Paso 2: Dividir los datos en conjunto de entrenamiento y prueba:
set.seed(123)
folds <- createFolds(vino_total$quality, k = 6)
entrenamiento <- vino_total[-folds[[6]],]
prueba <- vino_total[folds[[6]],]
dim(entrenamiento)
## [1] 5413 12
dim(prueba)
## [1] 1084 12
La base de datos fue dividida en 6 grupos, utilizando 5 de ellos como conjunto de entrenamiento y 1 como conjunto de prueba.
Paso 3: Construcción del árbol de decisión:
arbol <- rpart(quality ~ ., data = entrenamiento, method = "class")
rpart.plot(arbol)
El modelo mostró que las variables más relevantes en la clasificación fueron alcohol y volatile.acidity. La primera partición del árbol se realizó con la variable alcohol, indicando que esta es la de mayor importancia. Luego la variable volatile.acidity permitió diferenciar principalmente entre vinos de calidad 5 y 6.

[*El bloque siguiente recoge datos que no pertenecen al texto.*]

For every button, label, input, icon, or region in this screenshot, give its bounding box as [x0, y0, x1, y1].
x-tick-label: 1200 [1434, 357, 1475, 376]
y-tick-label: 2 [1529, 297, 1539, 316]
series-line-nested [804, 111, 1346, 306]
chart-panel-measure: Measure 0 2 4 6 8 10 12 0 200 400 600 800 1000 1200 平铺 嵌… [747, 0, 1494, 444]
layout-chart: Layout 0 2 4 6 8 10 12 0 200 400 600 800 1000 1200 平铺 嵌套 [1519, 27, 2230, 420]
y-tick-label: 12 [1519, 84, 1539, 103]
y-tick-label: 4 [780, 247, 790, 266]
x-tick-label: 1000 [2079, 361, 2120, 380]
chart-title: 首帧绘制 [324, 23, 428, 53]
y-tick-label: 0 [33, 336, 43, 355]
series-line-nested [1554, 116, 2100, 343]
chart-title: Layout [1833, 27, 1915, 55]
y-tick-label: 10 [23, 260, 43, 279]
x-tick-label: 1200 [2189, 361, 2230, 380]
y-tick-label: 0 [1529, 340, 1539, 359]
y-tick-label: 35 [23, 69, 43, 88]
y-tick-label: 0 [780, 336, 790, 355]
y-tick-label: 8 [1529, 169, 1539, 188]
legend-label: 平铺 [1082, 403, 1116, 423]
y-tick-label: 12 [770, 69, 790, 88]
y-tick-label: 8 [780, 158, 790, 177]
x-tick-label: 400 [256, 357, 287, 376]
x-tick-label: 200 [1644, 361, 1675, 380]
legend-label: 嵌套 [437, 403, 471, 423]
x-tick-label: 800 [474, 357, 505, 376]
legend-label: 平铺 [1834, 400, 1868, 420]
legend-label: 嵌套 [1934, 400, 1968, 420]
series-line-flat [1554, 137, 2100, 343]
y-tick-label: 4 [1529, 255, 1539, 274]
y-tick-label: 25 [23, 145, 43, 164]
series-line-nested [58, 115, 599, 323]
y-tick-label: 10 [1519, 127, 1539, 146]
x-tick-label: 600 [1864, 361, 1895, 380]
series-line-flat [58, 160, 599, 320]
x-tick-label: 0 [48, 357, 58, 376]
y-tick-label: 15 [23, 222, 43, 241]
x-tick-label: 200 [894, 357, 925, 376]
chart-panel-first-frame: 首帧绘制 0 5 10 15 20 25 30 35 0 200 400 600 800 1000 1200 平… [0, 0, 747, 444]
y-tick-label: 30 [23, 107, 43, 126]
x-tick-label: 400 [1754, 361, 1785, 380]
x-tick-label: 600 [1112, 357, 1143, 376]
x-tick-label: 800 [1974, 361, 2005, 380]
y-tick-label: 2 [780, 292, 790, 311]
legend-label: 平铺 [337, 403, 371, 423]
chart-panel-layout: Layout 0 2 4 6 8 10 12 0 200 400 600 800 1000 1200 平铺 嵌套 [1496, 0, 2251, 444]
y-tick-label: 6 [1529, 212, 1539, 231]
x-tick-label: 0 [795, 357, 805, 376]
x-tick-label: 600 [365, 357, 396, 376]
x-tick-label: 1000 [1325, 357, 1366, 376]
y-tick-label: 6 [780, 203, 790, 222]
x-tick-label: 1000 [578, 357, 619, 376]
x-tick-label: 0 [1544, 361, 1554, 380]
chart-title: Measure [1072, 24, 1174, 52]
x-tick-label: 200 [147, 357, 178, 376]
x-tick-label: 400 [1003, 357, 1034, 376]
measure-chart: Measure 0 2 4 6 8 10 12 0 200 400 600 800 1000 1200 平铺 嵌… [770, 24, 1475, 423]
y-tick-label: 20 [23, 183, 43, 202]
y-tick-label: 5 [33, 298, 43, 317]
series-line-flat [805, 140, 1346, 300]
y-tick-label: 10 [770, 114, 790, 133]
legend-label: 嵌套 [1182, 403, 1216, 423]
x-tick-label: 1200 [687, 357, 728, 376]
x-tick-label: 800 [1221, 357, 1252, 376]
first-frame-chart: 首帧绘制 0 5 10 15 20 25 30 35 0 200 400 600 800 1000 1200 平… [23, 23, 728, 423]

Paso 4: Validar la estabilidad del modelo
set.seed(123)
train_control <- trainControl(method = "cv", number = 5)
entrenamiento$quality <- as.factor(entrenamiento$quality)
prueba$quality <- as.factor(prueba$quality)
arbol_cv <- train(quality ~ .,
data = entrenamiento,
method = "rpart",
trControl = train_control,
tuneLength = 5)
pred_arbol <- predict(arbol_cv, newdata = prueba)
confusionMatrix(pred_arbol, prueba$quality)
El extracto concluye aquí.